The comments come amid speculation as to who may succeed the elder Kim, who is rumoured to have suffered a stroke.

Kim Jong-nam reportedly added he had no information about reports his youngest brother Kim Jong-un would get the job.

It is not good to assume and imagine before the decision is made Kim Jong-nam

"It is not good to assume and imagine before the decision is made," Kim Jong-nam was quoted as saying by the Associated Press.

Yonhap, citing an unnamed intelligence source, last week named Kim Jong-un as the most likely successor to "Dear Leader" Kim Jong-il.

But Japan's Yomiuri newspaper, quoting an unspecified US intelligence report, named Kim Jong-nam as the most likely candidate.

Three brothers

Kim Jong-il, who turns 67 in February, disappeared from public view in 2008, raising health concerns after he failed to make an appearance at a commemorative event in September.
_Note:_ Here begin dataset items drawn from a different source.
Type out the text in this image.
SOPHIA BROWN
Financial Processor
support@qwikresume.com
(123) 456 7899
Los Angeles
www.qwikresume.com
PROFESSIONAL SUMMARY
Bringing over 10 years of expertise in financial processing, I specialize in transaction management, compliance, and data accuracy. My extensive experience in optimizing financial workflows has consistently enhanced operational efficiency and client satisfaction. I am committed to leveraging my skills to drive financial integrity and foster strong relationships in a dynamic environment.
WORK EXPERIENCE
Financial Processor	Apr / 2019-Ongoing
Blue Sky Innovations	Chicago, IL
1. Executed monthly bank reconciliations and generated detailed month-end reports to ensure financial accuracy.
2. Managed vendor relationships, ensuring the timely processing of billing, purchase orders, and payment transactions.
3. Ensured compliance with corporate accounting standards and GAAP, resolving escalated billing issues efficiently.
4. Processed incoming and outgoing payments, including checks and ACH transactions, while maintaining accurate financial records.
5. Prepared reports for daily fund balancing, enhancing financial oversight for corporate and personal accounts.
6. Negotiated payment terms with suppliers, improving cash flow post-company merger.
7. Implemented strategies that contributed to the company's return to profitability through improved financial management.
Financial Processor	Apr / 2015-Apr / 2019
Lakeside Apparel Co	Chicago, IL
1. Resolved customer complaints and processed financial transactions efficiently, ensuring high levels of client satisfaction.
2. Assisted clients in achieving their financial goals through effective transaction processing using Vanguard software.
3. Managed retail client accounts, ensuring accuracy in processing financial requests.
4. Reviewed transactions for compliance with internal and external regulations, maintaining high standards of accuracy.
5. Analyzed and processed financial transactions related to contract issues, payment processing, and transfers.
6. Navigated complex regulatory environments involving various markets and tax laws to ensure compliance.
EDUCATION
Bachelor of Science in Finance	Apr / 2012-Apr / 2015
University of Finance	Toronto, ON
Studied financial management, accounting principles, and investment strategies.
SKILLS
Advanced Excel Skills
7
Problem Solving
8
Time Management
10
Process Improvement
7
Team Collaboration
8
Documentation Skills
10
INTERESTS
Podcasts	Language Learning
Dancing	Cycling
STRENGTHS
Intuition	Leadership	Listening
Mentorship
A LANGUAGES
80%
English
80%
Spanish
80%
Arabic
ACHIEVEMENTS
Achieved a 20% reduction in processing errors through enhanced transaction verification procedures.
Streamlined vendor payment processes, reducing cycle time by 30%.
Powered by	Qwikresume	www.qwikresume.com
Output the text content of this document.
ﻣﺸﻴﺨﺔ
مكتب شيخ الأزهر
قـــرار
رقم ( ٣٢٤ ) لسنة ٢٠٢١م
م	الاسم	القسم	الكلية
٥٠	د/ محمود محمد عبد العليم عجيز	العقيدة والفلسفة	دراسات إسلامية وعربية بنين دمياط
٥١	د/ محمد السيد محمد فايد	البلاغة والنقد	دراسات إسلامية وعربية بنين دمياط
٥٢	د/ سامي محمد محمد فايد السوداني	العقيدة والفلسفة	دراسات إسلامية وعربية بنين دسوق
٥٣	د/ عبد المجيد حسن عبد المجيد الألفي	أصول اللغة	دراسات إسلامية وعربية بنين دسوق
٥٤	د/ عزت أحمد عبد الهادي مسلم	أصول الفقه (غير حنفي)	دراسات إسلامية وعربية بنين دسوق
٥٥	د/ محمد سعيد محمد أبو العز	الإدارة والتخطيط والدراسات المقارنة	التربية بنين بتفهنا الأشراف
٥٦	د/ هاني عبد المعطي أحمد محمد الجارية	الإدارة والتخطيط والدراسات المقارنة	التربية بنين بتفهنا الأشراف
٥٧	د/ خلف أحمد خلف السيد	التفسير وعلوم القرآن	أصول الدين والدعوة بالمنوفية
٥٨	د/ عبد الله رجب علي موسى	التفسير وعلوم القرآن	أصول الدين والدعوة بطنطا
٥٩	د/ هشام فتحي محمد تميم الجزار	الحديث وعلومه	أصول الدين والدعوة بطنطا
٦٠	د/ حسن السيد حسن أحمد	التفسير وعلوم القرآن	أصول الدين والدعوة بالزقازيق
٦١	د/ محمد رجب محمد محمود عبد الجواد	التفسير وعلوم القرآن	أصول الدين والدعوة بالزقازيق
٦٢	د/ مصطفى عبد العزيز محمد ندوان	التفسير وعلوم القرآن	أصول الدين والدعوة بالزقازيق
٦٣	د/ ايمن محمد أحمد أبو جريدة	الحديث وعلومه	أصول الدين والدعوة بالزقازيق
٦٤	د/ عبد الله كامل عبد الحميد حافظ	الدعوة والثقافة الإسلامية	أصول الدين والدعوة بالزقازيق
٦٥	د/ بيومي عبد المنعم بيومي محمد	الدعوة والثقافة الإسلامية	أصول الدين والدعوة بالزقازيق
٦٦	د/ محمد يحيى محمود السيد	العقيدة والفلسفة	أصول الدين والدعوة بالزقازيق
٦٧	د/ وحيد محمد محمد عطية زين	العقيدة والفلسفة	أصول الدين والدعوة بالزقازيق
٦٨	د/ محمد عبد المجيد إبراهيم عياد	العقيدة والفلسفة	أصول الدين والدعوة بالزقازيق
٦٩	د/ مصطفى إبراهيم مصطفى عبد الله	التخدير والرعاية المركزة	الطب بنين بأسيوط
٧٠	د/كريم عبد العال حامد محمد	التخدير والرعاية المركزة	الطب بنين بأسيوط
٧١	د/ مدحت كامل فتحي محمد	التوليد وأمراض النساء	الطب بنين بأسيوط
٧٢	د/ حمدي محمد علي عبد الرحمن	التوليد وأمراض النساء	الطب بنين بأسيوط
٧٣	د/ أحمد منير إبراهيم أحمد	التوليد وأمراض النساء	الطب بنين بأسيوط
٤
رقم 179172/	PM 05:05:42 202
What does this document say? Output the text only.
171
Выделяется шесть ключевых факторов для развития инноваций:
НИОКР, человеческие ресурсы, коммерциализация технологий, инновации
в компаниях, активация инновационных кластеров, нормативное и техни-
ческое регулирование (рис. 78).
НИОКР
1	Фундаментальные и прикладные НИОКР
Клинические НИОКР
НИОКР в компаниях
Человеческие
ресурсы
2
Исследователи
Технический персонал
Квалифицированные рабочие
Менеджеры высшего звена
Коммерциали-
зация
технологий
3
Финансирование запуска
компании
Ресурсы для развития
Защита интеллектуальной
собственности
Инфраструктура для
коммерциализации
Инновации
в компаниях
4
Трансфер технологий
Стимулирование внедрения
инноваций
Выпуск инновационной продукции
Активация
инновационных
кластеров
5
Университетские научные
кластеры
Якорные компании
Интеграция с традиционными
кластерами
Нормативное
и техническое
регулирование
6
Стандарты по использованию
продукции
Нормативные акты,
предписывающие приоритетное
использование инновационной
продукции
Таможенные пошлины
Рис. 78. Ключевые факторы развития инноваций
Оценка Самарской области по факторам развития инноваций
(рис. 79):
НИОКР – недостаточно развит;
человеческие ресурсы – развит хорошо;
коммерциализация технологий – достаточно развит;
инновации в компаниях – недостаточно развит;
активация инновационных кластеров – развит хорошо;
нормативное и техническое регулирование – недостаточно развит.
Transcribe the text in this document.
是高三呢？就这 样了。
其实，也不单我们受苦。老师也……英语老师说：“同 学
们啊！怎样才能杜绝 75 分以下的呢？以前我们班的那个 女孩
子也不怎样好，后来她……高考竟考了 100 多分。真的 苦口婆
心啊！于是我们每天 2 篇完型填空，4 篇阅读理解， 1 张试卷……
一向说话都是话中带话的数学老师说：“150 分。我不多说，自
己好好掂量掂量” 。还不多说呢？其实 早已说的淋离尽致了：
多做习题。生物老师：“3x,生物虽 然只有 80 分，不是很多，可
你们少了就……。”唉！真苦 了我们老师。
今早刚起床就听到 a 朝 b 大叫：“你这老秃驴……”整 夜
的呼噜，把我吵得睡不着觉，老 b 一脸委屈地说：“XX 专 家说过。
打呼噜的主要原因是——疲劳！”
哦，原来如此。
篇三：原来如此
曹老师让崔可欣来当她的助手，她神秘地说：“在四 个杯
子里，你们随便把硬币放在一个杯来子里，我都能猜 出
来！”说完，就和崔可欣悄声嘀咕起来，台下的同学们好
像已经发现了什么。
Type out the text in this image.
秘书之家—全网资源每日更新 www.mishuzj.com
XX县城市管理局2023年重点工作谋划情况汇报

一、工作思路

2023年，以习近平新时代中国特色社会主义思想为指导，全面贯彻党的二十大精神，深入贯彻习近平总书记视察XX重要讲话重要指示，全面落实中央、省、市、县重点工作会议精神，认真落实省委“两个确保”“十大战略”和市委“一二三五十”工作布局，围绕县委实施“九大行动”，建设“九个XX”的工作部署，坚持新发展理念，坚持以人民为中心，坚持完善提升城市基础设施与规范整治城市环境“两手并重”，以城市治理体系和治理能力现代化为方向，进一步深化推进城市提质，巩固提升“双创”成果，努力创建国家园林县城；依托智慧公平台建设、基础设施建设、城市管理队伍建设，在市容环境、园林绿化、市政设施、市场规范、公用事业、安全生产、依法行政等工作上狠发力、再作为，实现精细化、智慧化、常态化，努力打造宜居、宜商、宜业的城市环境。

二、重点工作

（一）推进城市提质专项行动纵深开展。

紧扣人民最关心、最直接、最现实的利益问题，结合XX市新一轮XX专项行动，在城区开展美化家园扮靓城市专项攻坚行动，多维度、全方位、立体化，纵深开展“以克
It is thought he suffered a stroke in August.

Unlike his father, Kim Jong-il has no clear successor

This week he met a Chinese envoy in the North Korean capital Pyongyang - his first public appearance in months.

Other figures named as possible successors include the second son, Kim Jong-chol, as well as senior figures from the country's powerful military and its ruling communist party, the Worker's Party of Korea.

Kim Jong-il's late wife, Ko Yong-hi, was the mother of both Kim Jong Chol and Kim Jong-un.

Kim Jong-nam was born to the actress Sung Hae-rim, who is also dead.